Whenever a task narrative mentions other roles/organizations, it is important to ask:
- Do people understand the goals, processes, and tasks and how they are connected and related to the mission?
- Do the people involved in the process require access to more/better operational information in order to satisfy the priority information requirements of various internal and external customers?
- Are any obvious changes or adjustments to the process workflows required to improve response times or the ability to provide better executive support to government decision makers and elected officials?
- Who should be involved in making process changes, when, how, and why?
- Does everyone involved in this process have a clear and documented understanding of the priority and standing information requirements?
- What changes are required in software functionality, if any?
TOWARDS EOC PROCESS MANAGEMENT MATURITY
When process management is highly developed it is a way of life and a core part of both strategic and operational management within the EOC. Ideally:
- Every employee understands the process they perform and how they link to other processes (macro perspective).

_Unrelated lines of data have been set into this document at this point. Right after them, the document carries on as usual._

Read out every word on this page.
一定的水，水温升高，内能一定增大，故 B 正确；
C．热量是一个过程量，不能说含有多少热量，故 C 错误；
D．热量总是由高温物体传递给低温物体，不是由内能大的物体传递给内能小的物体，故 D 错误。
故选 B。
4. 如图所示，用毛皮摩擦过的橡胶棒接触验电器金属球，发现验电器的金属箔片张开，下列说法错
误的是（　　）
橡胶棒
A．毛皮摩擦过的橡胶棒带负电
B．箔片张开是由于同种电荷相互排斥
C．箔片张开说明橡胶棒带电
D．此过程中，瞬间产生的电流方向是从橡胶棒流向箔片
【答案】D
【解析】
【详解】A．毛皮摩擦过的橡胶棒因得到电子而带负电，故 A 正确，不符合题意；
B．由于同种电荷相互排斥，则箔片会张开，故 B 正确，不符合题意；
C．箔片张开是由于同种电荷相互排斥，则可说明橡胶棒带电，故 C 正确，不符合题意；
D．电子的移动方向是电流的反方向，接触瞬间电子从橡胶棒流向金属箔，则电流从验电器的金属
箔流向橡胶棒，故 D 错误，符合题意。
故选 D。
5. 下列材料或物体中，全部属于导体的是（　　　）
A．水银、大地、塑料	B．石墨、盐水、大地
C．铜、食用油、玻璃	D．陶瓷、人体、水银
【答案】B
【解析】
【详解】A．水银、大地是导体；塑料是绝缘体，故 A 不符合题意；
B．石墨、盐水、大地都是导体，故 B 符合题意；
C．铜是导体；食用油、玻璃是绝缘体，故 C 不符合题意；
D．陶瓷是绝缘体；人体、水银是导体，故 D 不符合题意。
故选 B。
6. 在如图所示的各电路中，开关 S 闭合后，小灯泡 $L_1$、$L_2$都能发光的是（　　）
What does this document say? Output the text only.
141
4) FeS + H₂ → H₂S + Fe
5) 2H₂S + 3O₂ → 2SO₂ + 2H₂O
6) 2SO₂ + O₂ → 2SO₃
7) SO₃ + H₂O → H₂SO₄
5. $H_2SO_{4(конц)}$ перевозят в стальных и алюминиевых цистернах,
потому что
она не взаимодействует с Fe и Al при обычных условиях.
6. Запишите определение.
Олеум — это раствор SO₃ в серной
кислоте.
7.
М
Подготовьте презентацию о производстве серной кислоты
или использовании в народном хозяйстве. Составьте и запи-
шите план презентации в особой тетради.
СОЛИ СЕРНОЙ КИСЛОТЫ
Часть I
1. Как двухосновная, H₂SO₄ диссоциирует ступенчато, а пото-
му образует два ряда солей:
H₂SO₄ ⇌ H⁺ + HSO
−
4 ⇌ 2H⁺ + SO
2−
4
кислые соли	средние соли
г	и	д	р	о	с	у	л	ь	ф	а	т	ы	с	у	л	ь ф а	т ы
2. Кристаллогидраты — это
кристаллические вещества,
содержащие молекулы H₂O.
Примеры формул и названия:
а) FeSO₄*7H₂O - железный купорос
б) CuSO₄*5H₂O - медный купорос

- EOC operators understand when and how their process definitions need to evolve over time.
- There are deeply embedded process measures, data is systematically used for improvements, and process owners are rewarded on process performance.
- Process management and improvement teams exist and processes are proactively monitored and controlled.
- Benchmarking and mistake avoidance and problem prevention, as well as continuous and innovative improvements, are fostered by change management and innovation initiatives.
- Highly-developed processes are analyzed, optimized, and systematically adjusted to changes in collaboration partner requirements.
In this way, an EOC builds an optimized, integrated, and intelligent network where real-time operational information flows throughout the value chain, supports the needs of decision makers, and enables an effective response.